Me llamo Nuria y mi madre ya tiene 89 años. Hace dos años decidió mudarse a mi piso, y ahora nuestro hogar sigue el compás de sus días tranquilos pero llenos de pequeñas rutinas. Cada mañana, sobre las siete y media, la escucho levantarse de la cama, murmura algo dulce al viejo gato, que ya tiene 23 años, y lo alimenta con la dedicación de quien cuida a un niño pequeño.
Luego, mamá se prepara el desayuno con toda la calma, sale a la terraza, toma su café despacito y se despereza mirando cómo se despierta Madrid. Cuando termina su ritual matutino, busca la fregona y, para no oxidarse, como ella dice riendo, limpia los suelos de todo el piso (que tiene casi 240 metros cuadrados). Si ese día le apetece, cocina algo rico, pone orden en la cocina y hace unos ejercicios sencillos para mantenerse ágil.
Después de comer, se dedica un rato para ella: cuida su piel, se peina con esmero y se entrega cada día a distintos pequeños rituales, según el ánimo. De vez en cuando saca del armario un montón de ropa y se pone a clasificar: qué me regala a mí, qué dona a Cáritas y qué intenta vender por Wallapop. Siempre le suelto la broma:
Mamá, si hubieras invertido todo esto, ahora podrías vivir en un palacete de la Castellana.
Ella se ríe:
¡Ay, hija! Yo adoro mis cosas. Además, todo esto algún día será tuyo Que tu hermana no tiene nada de gusto.
Por placer, solemos salir a caminar juntas junto al Retiro unas cinco veces por semana unos cinco kilómetros cada día. Una vez al mes queda con sus amigas en un café de la Latina. Es una apasionada de la lectura y poco a poco va leyendo (o releyendo) mi biblioteca entera.
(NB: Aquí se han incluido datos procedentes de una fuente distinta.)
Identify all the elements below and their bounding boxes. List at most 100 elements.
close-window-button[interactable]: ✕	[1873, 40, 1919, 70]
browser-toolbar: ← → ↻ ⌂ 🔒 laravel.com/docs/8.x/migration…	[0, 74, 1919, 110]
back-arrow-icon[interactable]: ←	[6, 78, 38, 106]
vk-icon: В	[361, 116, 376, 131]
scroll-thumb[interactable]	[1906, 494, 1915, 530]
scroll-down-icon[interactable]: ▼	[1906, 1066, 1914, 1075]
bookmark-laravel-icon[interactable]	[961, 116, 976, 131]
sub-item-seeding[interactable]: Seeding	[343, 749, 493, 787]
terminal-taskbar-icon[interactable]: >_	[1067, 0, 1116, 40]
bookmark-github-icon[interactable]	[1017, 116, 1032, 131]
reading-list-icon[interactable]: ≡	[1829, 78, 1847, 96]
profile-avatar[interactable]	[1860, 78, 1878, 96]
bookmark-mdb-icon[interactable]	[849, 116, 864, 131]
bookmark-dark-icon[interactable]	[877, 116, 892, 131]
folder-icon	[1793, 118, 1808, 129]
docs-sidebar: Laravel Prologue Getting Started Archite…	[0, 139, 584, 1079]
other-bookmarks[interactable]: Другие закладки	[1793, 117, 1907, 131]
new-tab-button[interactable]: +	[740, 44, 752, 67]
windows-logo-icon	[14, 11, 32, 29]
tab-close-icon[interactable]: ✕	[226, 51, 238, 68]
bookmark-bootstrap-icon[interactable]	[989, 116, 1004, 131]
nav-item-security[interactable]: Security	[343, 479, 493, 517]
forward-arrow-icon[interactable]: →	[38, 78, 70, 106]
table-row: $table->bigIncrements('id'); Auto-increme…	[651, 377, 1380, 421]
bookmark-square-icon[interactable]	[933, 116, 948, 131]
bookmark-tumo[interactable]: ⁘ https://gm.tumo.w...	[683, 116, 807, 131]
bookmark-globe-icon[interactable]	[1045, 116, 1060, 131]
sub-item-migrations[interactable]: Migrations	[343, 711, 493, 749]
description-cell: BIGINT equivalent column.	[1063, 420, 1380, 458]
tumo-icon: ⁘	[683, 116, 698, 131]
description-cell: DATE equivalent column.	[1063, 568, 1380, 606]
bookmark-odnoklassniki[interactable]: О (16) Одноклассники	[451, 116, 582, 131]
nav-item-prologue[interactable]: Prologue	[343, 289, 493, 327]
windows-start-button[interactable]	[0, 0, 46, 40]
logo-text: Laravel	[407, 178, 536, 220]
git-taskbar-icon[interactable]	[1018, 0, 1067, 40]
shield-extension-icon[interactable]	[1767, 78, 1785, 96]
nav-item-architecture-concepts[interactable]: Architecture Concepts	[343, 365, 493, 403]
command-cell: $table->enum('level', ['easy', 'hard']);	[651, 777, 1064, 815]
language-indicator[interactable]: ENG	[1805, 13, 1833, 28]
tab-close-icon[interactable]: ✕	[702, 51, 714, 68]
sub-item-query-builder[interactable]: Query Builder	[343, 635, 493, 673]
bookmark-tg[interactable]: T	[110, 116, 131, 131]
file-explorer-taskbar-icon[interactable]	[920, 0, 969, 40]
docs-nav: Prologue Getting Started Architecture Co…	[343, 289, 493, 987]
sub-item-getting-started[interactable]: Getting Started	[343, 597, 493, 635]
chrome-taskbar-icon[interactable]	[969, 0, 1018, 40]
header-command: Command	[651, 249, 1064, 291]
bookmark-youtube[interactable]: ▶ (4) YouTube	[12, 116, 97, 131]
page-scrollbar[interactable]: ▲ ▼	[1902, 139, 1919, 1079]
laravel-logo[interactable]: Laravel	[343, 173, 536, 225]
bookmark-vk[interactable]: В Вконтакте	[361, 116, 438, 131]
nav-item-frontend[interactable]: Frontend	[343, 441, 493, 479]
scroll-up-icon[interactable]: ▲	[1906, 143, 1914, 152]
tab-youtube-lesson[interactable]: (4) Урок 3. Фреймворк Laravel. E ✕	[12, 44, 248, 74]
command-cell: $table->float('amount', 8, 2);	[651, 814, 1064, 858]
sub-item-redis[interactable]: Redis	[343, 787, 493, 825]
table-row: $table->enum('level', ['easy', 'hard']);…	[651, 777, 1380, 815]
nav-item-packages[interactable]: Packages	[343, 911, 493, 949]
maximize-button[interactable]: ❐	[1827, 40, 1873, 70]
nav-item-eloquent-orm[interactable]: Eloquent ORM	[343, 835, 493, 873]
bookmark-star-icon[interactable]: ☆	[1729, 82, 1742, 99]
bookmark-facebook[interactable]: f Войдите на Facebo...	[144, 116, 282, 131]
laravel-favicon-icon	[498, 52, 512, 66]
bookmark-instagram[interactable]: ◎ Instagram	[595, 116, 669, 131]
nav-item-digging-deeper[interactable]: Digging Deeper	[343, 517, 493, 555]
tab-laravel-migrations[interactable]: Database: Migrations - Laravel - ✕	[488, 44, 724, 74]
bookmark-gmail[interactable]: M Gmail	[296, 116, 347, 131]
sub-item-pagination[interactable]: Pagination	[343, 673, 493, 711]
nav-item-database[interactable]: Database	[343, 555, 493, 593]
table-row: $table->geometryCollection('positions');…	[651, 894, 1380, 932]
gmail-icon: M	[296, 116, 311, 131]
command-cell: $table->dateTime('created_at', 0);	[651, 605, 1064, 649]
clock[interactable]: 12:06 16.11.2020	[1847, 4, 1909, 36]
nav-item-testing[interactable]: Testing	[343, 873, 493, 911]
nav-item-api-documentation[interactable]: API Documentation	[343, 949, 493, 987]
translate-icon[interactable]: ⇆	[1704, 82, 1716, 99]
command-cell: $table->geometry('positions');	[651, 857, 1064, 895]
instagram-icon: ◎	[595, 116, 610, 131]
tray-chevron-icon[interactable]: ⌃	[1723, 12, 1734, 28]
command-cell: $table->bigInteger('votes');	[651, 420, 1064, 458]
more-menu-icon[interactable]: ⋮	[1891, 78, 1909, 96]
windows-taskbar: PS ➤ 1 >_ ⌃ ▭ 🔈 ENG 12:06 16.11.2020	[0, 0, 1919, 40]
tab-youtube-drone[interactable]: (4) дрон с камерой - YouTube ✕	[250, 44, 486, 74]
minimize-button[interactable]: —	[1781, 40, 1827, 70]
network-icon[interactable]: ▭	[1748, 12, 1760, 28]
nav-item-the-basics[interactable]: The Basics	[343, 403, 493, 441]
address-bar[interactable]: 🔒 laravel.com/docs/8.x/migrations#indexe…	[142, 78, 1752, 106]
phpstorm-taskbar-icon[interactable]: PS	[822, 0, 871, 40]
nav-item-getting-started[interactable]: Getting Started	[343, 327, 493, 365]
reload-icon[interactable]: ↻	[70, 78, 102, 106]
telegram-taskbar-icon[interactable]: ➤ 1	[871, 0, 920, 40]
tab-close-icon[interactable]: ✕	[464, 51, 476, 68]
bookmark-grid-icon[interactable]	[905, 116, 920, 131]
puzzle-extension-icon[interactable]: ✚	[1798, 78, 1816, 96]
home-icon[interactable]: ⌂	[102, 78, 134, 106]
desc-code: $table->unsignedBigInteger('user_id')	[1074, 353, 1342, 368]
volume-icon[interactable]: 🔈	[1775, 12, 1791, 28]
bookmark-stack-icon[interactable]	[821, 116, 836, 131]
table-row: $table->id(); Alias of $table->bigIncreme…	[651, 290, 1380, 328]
Todos los días llama a su hermana mayor, que ya tiene 91, y que viene a vernos dos veces al año desde Valladolid.
Además de al gato, su tesoro más querido es la tablet que le regalé por Navidad: lee sobre sus escritores y compositores favoritos, sigue las noticias de los medios alternativos, ve ballets, óperas y conciertos. Alguna noche, cuando ya debería estar dormida, desde su habitación oigo:
Ya debería acostarme… ¡Pero han puesto a Plácido Domingo en YouTube y no me resisto!
De verdad que mi madre y su hermana parecen haber ganado la lotería genética. Aún guardo una foto de hace dos años, cuando ella viajó en avión y eligió ropa expresamente para la ocasión.
En esa foto salgo horrible, me dijo al verla.
Y yo, como siempre, le respondí:
Mamá, a tu edad, la mayoría de las personas ni siquiera pueden soñar con verte así de guapa y tan viva.
Tras este tiempo conviviendo con ella, he entendido que quiero parecerme a mi madre… Es una mujer que me inspira cada día a seguir adelante y a valorar cada instante.